Funders and those who implement their programs are left with a very real ethical and programmatic conundrum. If people are starving in a concentration camp, do you go in and serve them food? How about medicines for those with HIV? If you do decide to go in, how do you talk and think about it to ensure that you’re not just working to perpetuate a system that is illegal, immoral, and in fact only impedes the public health goals you are supposed to be supporting? As one of the ethicists at the meeting described, you want to avoid what philosopher Avishai Margolit calls the “rotten compromise”—working to reach common understanding with a system so fundamentally organized around humiliation or degradation that a collaboration is ethically unworkable.

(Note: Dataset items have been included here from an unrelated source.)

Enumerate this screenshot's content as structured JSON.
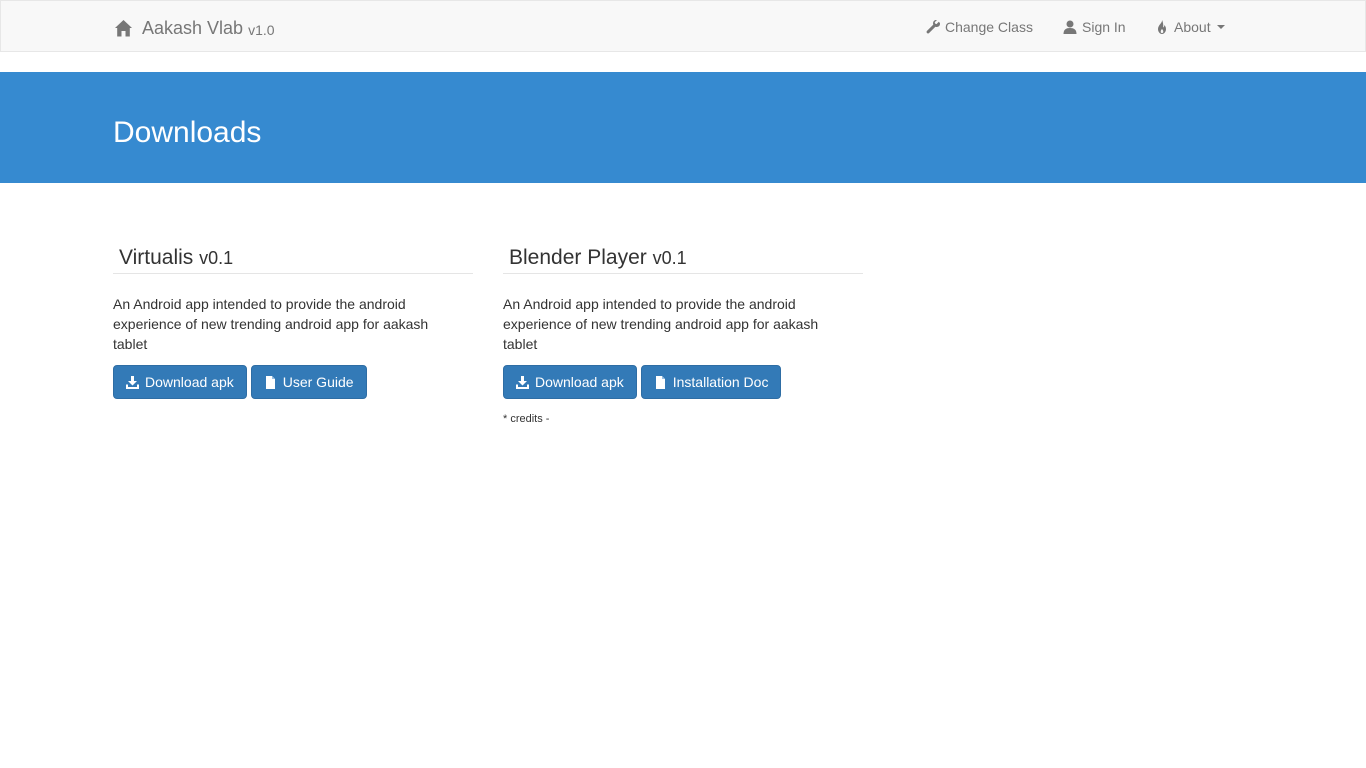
{
  "navbar": {
    "brand_title": "Aakash Vlab",
    "brand_version": "v1.0",
    "links": [
      {
        "label": "Change Class",
        "icon": "wrench-icon"
      },
      {
        "label": "Sign In",
        "icon": "user-icon"
      },
      {
        "label": "About",
        "icon": "fire-icon"
      }
    ]
  },
  "jumbotron": {
    "title": "Downloads"
  },
  "apps": [
    {
      "name": "Virtualis",
      "version": "v0.1",
      "description": "An Android app intended to provide the android experience of new trending android app for aakash tablet",
      "buttons": [
        {
          "label": "Download apk",
          "icon": "download-icon"
        },
        {
          "label": "User Guide",
          "icon": "file-icon"
        }
      ]
    },
    {
      "name": "Blender Player",
      "version": "v0.1",
      "description": "An Android app intended to provide the android experience of new trending android app for aakash tablet",
      "buttons": [
        {
          "label": "Download apk",
          "icon": "download-icon"
        },
        {
          "label": "Installation Doc",
          "icon": "file-icon"
        }
      ],
      "credits": "* credits -"
    }
  ],
  "colors": {
    "jumbotron_bg": "#368ad0",
    "button_bg": "#337ab7",
    "navbar_bg": "#f8f8f8"
  }
}
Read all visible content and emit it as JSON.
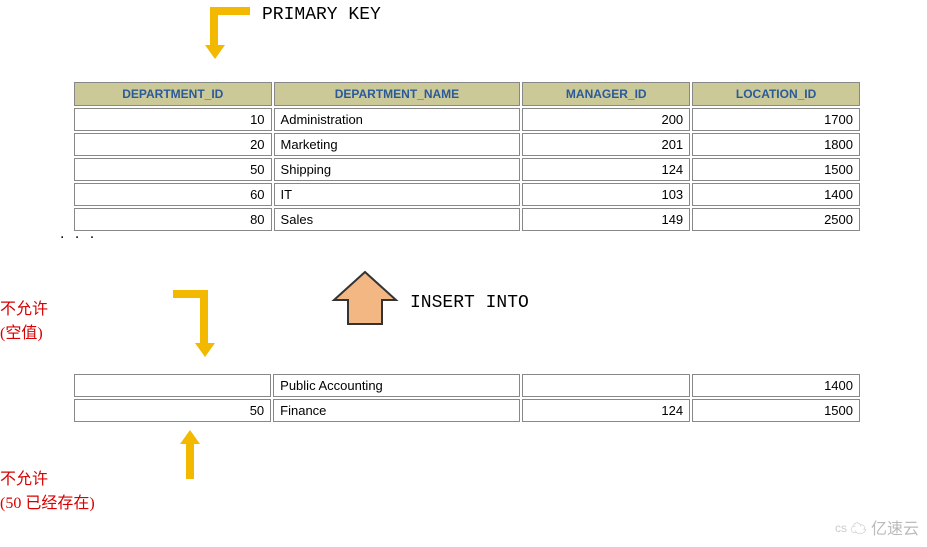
{
  "labels": {
    "primary_key": "PRIMARY KEY",
    "insert_into": "INSERT INTO",
    "not_allowed_null_l1": "不允许",
    "not_allowed_null_l2": "(空值)",
    "not_allowed_dup_l1": "不允许",
    "not_allowed_dup_l2": "(50 已经存在)",
    "ellipsis": ". . ."
  },
  "table": {
    "headers": [
      "DEPARTMENT_ID",
      "DEPARTMENT_NAME",
      "MANAGER_ID",
      "LOCATION_ID"
    ],
    "rows": [
      {
        "id": "10",
        "name": "Administration",
        "mgr": "200",
        "loc": "1700"
      },
      {
        "id": "20",
        "name": "Marketing",
        "mgr": "201",
        "loc": "1800"
      },
      {
        "id": "50",
        "name": "Shipping",
        "mgr": "124",
        "loc": "1500"
      },
      {
        "id": "60",
        "name": "IT",
        "mgr": "103",
        "loc": "1400"
      },
      {
        "id": "80",
        "name": "Sales",
        "mgr": "149",
        "loc": "2500"
      }
    ]
  },
  "insert_rows": [
    {
      "id": "",
      "name": "Public Accounting",
      "mgr": "",
      "loc": "1400"
    },
    {
      "id": "50",
      "name": "Finance",
      "mgr": "124",
      "loc": "1500"
    }
  ],
  "watermark": {
    "cs": "cs",
    "brand": "亿速云"
  },
  "chart_data": {
    "type": "table",
    "title": "PRIMARY KEY constraint illustration",
    "columns": [
      "DEPARTMENT_ID",
      "DEPARTMENT_NAME",
      "MANAGER_ID",
      "LOCATION_ID"
    ],
    "existing_rows": [
      [
        10,
        "Administration",
        200,
        1700
      ],
      [
        20,
        "Marketing",
        201,
        1800
      ],
      [
        50,
        "Shipping",
        124,
        1500
      ],
      [
        60,
        "IT",
        103,
        1400
      ],
      [
        80,
        "Sales",
        149,
        2500
      ]
    ],
    "attempted_inserts": [
      {
        "row": [
          null,
          "Public Accounting",
          null,
          1400
        ],
        "rejected_reason": "NULL primary key"
      },
      {
        "row": [
          50,
          "Finance",
          124,
          1500
        ],
        "rejected_reason": "Duplicate primary key (50 already exists)"
      }
    ],
    "primary_key_column": "DEPARTMENT_ID"
  }
}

The U.S. government-funded implementers working in or around the organizations have been relatively loose with their thinking and descriptions—one, in China, says it works “in partnership” with the public security bureau. Another, in Cambodia, announced that it looked forward to working with one of the centers to make it a “model of excellence.” This was a place that tasered and starved detainees. After criticism, the plan was shelved, but there is still no clear policy about when or how to engage. HIV experts have not gotten bogged down by the forced labor or human rights issues. They see their job as getting HIV services to people in need, and meeting their targets. In Vietnam and China, where the HIV epidemics are driven by injecting drug use, these centers are where the HIV is.

At our meeting, representatives from international humanitarian organizations talked about how they grapple with work in prisons, where people are also often treated badly, by making sure that they have unlimited access to all patients/prisoners, reporting abuses to authorities, and being ready to leave if they don’t feel like they’re making substantive change. It was clear that there are more questions than answers when it comes to current work in Cambodia, China, and Vietnam. It was also clear that most agencies working in these centers or on laws related to them, had not been given guidance on how to deal with the hard questions.  One HIV program implementer said there were no reported abuses in the centers they worked in—but then acknowledged that they had never asked.

The meeting was a great start, and we hope the U.S. Global AIDS Coordinator will issue formal guidance on the centers and call for their closure. Since the U.S. government is a many-splendored thing, even understanding who needs to be at the table to develop a guidance note is complicated: the drug control branch of the state department, known colloquially as “drugs and thugs” and more formally as the Bureau of International Narcotics and Law Enforcement Affairs, funds training in these centers.  The question of forced labor may be of interest as the U.S. engages in trade negotiations with Vietnam. We also met with Congressional and National Security Council staff, who we hope will investigate the question of how much the U.S. government is spending on work in or around these kind of centers and how abuses could be curtailed.

For closed and semi-closed societies, these kinds of ethical measures of benefit vs. harm are not restricted to detention centers.  Urging NGOs to engage with marginalized populations in facilities or countries where the moral dilemmas are stark means that all of us—donors, health implementers, and advocates—need to keep asking ourselves the hard ethical  questions as  we navigate the “rotten compromise.”